The President will be even more worried by the increasing pressure at home. Four bills mandating action on global warming have been introduced in the first few days of the new Congress, and more are to follow as it becomes one of the hottest issues on the Hill. A growing number of state governments, including Republican ones such as Arnold Schwarzenegger's in California, are taking increasingly tough measures of their own.

Last week a powerful group of evangelical Christian leaders, one of the President's key constituencies, issued an "urgent call to action". And tomorrow - in the most significant move of all - top business leaders headed by Jeffrey Immelt, the General Electric boss, will choose the day before the State of the Union address to call for cuts of up to 30 per cent in carbon dioxide emissions.

In the past the Prime Minister has refused repeated pleas to attempt to mobilise US opinion against the President's obscurantist position. Now, by contrast, he appears to be pushing the boundaries of acceptable interference in another country's internal affairs on the issue. Last month he met both Congressional and business leaders, and last year he formed a public alliance with the man whom Californian officials now call "the greenhouse gas Terminator".

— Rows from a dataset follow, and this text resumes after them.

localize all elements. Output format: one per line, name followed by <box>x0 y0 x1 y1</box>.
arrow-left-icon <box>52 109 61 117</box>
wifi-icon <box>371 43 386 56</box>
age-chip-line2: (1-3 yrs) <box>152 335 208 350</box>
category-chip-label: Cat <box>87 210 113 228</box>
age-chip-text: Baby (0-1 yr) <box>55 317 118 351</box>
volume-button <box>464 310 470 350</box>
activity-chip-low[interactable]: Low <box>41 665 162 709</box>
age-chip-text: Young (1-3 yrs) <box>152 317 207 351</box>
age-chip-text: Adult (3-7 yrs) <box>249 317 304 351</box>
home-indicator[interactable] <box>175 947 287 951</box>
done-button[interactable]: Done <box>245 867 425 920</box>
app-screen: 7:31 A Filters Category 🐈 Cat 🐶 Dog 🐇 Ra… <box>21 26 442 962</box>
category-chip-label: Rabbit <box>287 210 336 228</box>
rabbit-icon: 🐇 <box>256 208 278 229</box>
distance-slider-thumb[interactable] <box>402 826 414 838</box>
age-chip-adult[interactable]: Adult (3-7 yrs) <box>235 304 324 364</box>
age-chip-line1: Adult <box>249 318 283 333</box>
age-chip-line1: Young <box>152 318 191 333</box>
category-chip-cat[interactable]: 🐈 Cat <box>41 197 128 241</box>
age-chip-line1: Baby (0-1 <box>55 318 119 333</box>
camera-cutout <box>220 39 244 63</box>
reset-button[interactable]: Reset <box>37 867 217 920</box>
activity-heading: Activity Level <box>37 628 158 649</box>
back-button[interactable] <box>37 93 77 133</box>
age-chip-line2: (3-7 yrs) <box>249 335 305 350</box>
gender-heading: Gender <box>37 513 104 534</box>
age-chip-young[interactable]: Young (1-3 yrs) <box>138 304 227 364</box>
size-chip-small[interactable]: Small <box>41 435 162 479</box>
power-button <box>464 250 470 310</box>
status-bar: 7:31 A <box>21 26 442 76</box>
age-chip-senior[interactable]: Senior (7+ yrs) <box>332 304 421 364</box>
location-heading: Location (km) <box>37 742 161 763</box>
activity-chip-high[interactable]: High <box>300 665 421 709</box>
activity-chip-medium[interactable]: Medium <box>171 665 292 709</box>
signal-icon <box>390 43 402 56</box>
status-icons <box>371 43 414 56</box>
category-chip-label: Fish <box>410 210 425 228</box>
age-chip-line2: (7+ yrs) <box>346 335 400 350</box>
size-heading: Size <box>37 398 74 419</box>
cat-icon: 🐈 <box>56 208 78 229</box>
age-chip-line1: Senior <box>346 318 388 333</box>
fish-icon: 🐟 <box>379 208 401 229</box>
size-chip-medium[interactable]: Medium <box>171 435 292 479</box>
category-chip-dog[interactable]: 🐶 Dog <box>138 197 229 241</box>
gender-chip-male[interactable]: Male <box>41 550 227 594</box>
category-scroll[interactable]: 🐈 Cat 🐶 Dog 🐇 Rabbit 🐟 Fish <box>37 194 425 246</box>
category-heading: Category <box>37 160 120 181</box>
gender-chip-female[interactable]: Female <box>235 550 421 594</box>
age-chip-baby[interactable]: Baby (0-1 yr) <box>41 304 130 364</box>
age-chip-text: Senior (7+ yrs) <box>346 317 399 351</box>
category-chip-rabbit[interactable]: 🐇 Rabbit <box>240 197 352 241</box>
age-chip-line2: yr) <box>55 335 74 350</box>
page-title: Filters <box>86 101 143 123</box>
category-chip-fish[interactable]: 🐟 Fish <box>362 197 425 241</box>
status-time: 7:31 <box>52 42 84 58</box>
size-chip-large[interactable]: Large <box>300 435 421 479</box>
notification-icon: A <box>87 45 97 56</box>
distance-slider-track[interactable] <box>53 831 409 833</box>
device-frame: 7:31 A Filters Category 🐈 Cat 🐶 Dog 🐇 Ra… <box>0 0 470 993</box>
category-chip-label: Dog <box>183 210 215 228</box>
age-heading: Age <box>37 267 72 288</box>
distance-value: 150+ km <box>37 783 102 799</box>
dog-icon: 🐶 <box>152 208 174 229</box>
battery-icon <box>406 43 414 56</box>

Mr Bush is beginning to show the first signs of movement, publicly linking climate change with his long-standing concern about increasing US dependence on energy imports.

Both will be addressed in Tuesday's speech, in which the President will announce a vast expansion of bio-fuels and new measures to encourage renewable sources and energy efficiency. He is also considering limited measures to reduce greenhouse gas emissions from power stations, but - despite optimistic reports - is unlikely to signal a full global warming U-turn.

Mr Blair and his allies hope that this will come in Heiligendamm, with the world's most powerful leaders agreeing to set a limit on the amount of pollution the climate can tolerate, leading to national allowances that can be bought and sold in international trade, and help for developing countries.

Whether Mr Bush will agree to this is anyone's guess; he remains the most hawkish member of his administration on the issue. But if Mr Blair can pull it off this last, and perhaps greatest, throw of his premiership, it would be churlish - despite everything - to deny him his desperate desire to go out on a high.